Similarly, Amber Heard, like Catherine Sinclair, is fighting against conflicted attitudes toward femininity. Heard acknowledges her participation in violence in the marriage, refusing to see herself as simply a victim of Depp. But Depp’s lawyers have turned this admission on her, depicting Depp as the victim of Heard’s violence and abuse, or presenting the couple’s behavior as “mutual abuse,” suggesting that both parties share equal blame for the problematic relationship. Domestic abuse advocates have cautioned against use of this term, because claiming “mutual abuse” denies the power bestowed upon men in our culture. Advocates have cautioned that we need to use nuance in the distinction between self-defense on the part of the abused and “mutual abuse,” but on social media such subtleties have largely been glossed over and Depp’s stans assign equal or all blame for the violence in the marriage upon Heard. In effect, Heard is being punished for not adopting a more traditional and passive feminine role as victim of abuse. Similarly, when Heard speaks about Depp’s controlling behavior and the ways that he limited her acting career during the marriage, social media has largely mocked her, belittling her professional success compared with Depp’s. But since the end of her marriage to Depp, her career has faltered, which she attributes to having publicized her experience of abuse at Depp’s hands. Like Catherine Sinclair, Heard finds herself in an impossible position: neither helpless victim nor empowered fighter against sexism. In a tragic irony, Heard’s movie career is also in limbo, as the industry tries to figure out what it, and the public, thinks about her.
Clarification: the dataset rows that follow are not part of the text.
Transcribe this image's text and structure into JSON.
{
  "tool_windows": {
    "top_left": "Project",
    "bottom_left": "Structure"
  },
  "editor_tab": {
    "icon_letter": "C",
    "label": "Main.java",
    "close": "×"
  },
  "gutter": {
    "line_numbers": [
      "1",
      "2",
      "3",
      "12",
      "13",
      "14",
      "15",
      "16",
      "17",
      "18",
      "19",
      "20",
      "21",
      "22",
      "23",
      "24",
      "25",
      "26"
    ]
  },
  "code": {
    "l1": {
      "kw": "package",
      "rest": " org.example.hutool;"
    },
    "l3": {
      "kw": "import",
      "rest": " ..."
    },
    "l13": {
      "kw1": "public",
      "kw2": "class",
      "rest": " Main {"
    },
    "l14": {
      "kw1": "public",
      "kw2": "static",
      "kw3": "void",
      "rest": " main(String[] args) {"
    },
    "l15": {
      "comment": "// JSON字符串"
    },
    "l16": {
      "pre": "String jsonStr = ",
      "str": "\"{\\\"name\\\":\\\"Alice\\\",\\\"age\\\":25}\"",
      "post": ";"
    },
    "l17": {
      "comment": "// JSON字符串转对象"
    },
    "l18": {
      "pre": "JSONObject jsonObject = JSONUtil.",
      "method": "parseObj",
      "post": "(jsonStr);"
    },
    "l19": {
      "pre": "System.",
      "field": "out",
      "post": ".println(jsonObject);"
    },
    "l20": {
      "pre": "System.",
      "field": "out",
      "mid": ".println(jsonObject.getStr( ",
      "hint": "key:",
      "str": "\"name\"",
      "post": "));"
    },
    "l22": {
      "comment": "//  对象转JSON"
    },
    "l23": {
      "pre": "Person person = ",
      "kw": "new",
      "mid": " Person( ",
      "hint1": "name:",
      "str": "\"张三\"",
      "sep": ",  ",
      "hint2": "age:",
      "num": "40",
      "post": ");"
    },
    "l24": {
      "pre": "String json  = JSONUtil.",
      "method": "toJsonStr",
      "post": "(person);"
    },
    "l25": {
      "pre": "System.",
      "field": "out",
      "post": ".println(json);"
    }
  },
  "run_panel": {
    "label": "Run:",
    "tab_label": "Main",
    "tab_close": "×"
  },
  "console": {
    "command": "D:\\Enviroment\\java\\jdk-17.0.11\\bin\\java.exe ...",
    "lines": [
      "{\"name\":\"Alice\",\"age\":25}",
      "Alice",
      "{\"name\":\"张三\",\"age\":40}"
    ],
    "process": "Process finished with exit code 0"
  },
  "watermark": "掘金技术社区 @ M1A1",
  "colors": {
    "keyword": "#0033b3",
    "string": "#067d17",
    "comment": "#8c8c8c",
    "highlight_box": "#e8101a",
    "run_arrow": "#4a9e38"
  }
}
With the impending end of the defamation trial, the millions of people who have followed it on TV, in print, and on social media await the verdict. In all likelihood, neither Johnny Depp nor Amber Heard will find much satisfaction, whatever the result. Like the Forrests’, their personal lives and professional careers have been upended by their implication in the sensational story of the moment. Although there are great differences between the newspaper revolution of the mid-19th century and the social media boom of today, both the Forrest and the Depp-Heard cases indicate that, however empowered a celebrity might feel, media ultimately serves itself.